Funerals are important so that we remember we are not here forever and to make the most of each day so that we will be missed too.

p.s. Lovely, moving and apt poem. Thank you Ronni for posing it.

This is a great post. It really makes you think about life and not taking it for granted.

two words - oh my!

This poem reminded me of a collection of poems by Edgar Lee Masters called "The Spoon River Anthology".

My Dad gave me a copy of this book as a teen ager and I still have that little book and often read it.

Below is just a sample. If you read just this first part I think you will be tempted to read the rest.

"The Hill"

Where are Elmer, Herman, Bert, Tom and Charley,
The weak of will, the strong of arm, the clown, the boozer, the fighter?
All, all are sleeping on the hill.
One passed in a fever,
One was burned in a mine,
One was killed in a brawl,
One died in a jail,
One fell from a bridge toiling for children and wife—
All, all are sleeping, sleeping, sleeping on the hill.

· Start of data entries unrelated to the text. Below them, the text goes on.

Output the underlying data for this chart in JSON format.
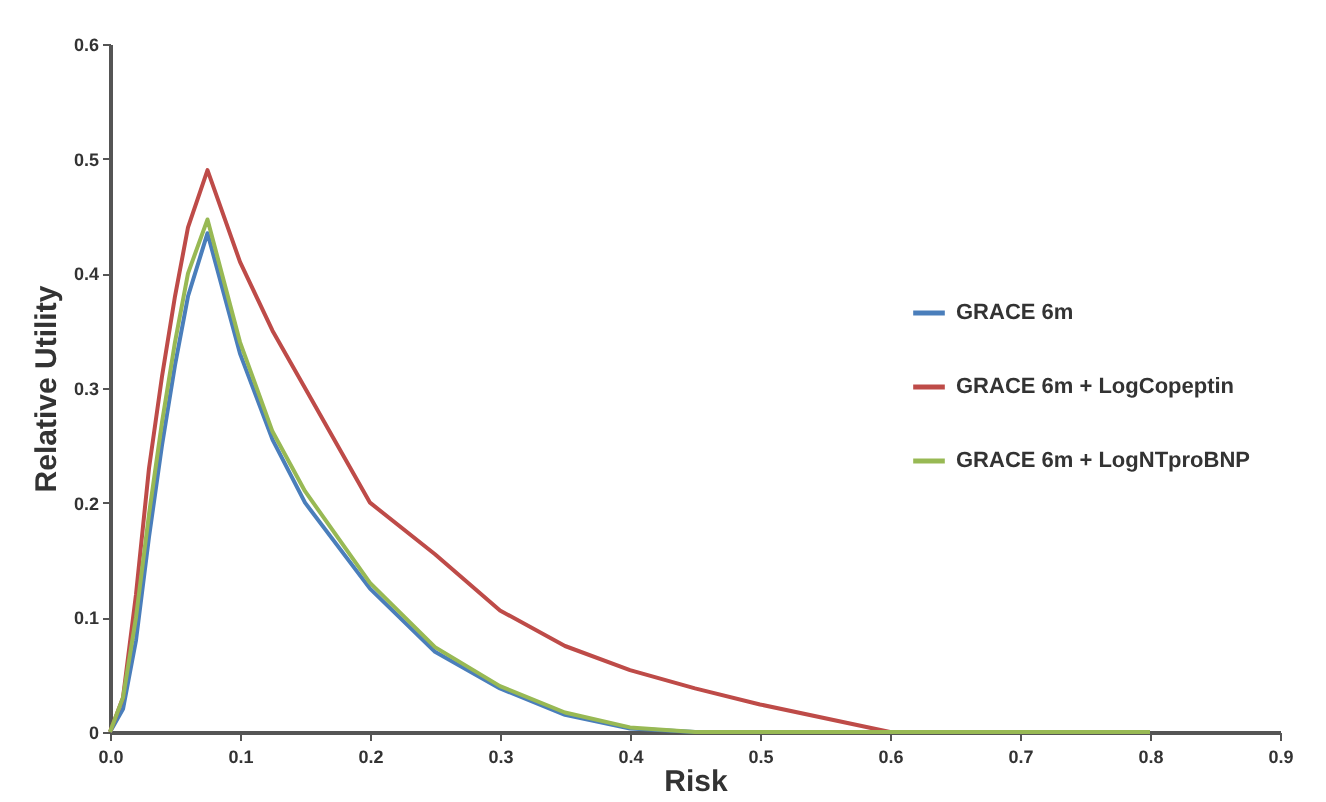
{
  "chart_data": {
    "type": "line",
    "xlabel": "Risk",
    "ylabel": "Relative Utility",
    "xlim": [
      0,
      0.9
    ],
    "ylim": [
      0,
      0.6
    ],
    "xticks": [
      {
        "value": 0,
        "label": "0.0"
      },
      0.1,
      0.2,
      0.3,
      0.4,
      0.5,
      0.6,
      0.7,
      0.8,
      0.9
    ],
    "yticks": [
      0,
      0.1,
      0.2,
      0.3,
      0.4,
      0.5,
      0.6
    ],
    "grid": false,
    "legend": "right",
    "marker": "none",
    "line_style": "solid",
    "series": [
      {
        "name": "GRACE 6m",
        "color": "#4a7ebb",
        "x": [
          0,
          0.01,
          0.02,
          0.03,
          0.04,
          0.05,
          0.06,
          0.075,
          0.1,
          0.125,
          0.15,
          0.2,
          0.25,
          0.3,
          0.35,
          0.4,
          0.45
        ],
        "values": [
          0,
          0.02,
          0.08,
          0.17,
          0.25,
          0.32,
          0.38,
          0.435,
          0.33,
          0.255,
          0.2,
          0.125,
          0.07,
          0.038,
          0.015,
          0.003,
          0
        ]
      },
      {
        "name": "GRACE 6m + LogCopeptin",
        "color": "#be4b48",
        "x": [
          0,
          0.01,
          0.02,
          0.03,
          0.04,
          0.05,
          0.06,
          0.075,
          0.1,
          0.125,
          0.15,
          0.2,
          0.25,
          0.3,
          0.35,
          0.4,
          0.45,
          0.5,
          0.6,
          0.7,
          0.8
        ],
        "values": [
          0,
          0.03,
          0.12,
          0.23,
          0.31,
          0.38,
          0.44,
          0.49,
          0.41,
          0.35,
          0.3,
          0.2,
          0.155,
          0.106,
          0.075,
          0.054,
          0.038,
          0.024,
          0,
          0,
          0
        ]
      },
      {
        "name": "GRACE 6m + LogNTproBNP",
        "color": "#98b954",
        "x": [
          0,
          0.01,
          0.02,
          0.03,
          0.04,
          0.05,
          0.06,
          0.075,
          0.1,
          0.125,
          0.15,
          0.2,
          0.25,
          0.3,
          0.35,
          0.4,
          0.45,
          0.5,
          0.6,
          0.7,
          0.8
        ],
        "values": [
          0,
          0.03,
          0.1,
          0.19,
          0.27,
          0.34,
          0.4,
          0.447,
          0.34,
          0.262,
          0.21,
          0.13,
          0.074,
          0.04,
          0.017,
          0.004,
          0,
          0,
          0,
          0,
          0
        ]
      }
    ]
  }
}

I'd guess that Spoon River's "The Hill" gang all died before they reached old age, as most people did until a couple of generations ago. One doesn't associate death in a brawl or in jail as being an elder's usual exit strategy.

I don't spend a lot of time contemplating death, and being an elder I'm obviously no advocate of early demise. We humans think we've outsmarted Mother Nature when medical science "saves" a premature infant no bigger than my hand. And at the other end of life's spectrum when that same heroic medical technology repeatedly "saves" a bedridden 93 year old who has long since outlived everyone and everything she loved (and all her savings!). I wonder.. . are we so smart? Really?

Just stumbled on this. It's great. Thank you.